The ballot on the deal the Irish Medical Organisation struck as part of the government’s implementation of its new consultant-led "Public Health Model" for Ireland closed at 5pm.
In a statement this afternoon, the IMO said 87% of returned ballots were in favour of accepting the agreement.
And they said: “With this mandate from members the IMO will now ratify the agreement with the State side.
“The IMO will actively monitor the implementation of this agreement and will be seeking an early meeting with the HSE with regard to the planned timeline for posts to be advertised.”
The plan is for the deal to be progressed on a phased basis, and effectively brings to an end a 20-year dispute over recognition for Specialists in Public Health Medicine (SPHMs).
The IMO’s Public Health Committee, which secured the deal after intense extra negotiation over the past few months, had recommended SPHMs accept the deal.
It will now see the HSE create 84 consultant posts in Public Health for the first time ever.
Under the proposed agreement, 34 of the 84 consultant grade posts in Public Health will be filled over the coming 12 months.
A further 30 will be filled between June 2022 and June 2023.
The final 20 posts will be filled between June 2023 and December of that year.
Dr Anne Dee, Chairperson of Public Health Committee of the IMO said: “This agreement is the culmination of a 20-year campaign to put Irish Public Health Medicine on a par with the rest of the medical profession.
“We welcome the decision of our members to accept the agreement.
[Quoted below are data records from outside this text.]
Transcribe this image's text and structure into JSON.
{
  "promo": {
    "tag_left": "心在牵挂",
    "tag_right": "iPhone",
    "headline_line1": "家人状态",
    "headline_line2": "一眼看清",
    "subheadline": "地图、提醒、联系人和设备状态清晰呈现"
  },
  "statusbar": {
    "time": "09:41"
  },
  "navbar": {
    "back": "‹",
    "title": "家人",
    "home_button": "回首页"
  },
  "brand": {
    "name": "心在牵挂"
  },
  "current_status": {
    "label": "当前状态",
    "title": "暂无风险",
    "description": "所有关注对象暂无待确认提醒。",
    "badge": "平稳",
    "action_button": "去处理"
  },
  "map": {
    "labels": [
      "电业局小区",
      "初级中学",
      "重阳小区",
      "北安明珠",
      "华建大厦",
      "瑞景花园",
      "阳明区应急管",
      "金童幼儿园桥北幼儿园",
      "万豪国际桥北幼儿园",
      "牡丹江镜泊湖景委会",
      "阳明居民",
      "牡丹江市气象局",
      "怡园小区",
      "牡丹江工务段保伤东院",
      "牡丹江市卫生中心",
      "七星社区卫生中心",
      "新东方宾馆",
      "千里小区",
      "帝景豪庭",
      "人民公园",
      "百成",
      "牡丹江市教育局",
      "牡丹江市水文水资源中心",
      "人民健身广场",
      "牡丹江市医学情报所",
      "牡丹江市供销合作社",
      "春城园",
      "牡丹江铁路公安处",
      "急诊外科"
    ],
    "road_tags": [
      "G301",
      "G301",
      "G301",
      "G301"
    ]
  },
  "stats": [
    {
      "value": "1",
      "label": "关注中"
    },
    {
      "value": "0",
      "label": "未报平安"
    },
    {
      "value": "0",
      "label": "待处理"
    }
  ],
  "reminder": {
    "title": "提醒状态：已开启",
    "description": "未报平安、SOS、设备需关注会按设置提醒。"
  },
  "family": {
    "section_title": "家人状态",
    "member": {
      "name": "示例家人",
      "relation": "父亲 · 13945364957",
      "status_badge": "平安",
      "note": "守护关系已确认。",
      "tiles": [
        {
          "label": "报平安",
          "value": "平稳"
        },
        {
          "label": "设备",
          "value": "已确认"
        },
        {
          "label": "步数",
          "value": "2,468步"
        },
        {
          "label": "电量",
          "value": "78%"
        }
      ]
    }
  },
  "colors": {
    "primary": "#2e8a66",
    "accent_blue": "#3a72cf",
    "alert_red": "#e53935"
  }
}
“We believe that it is a landmark agreement for the future of public health in Ireland and will bring the public health discipline here into line with other jurisdictions such as New Zealand, Australia, UK and Canada in having the role of Consultant in Public Health Medicine.”
She added: “All existing Specialists in Public Health Medicine will have the opportunity to apply for new posts and this agreement will support our efforts to recruit the next generation of public health doctors who will be relieved to see that Ireland will now respect their skillset in the same manner as other specialties and as other countries do.”
A deal with Health Minister Stephen Donnelly’s predecessor Simon Harris fell apart last summer and led to a worsening of relations between the IMO and the Department of Health.
When the new deal was struck, Mr Donnelly said it was “a great result for Ireland and for our public healthcare system”.
And he added that public health doctors deserved it and that he was delighted to be able to deliver it.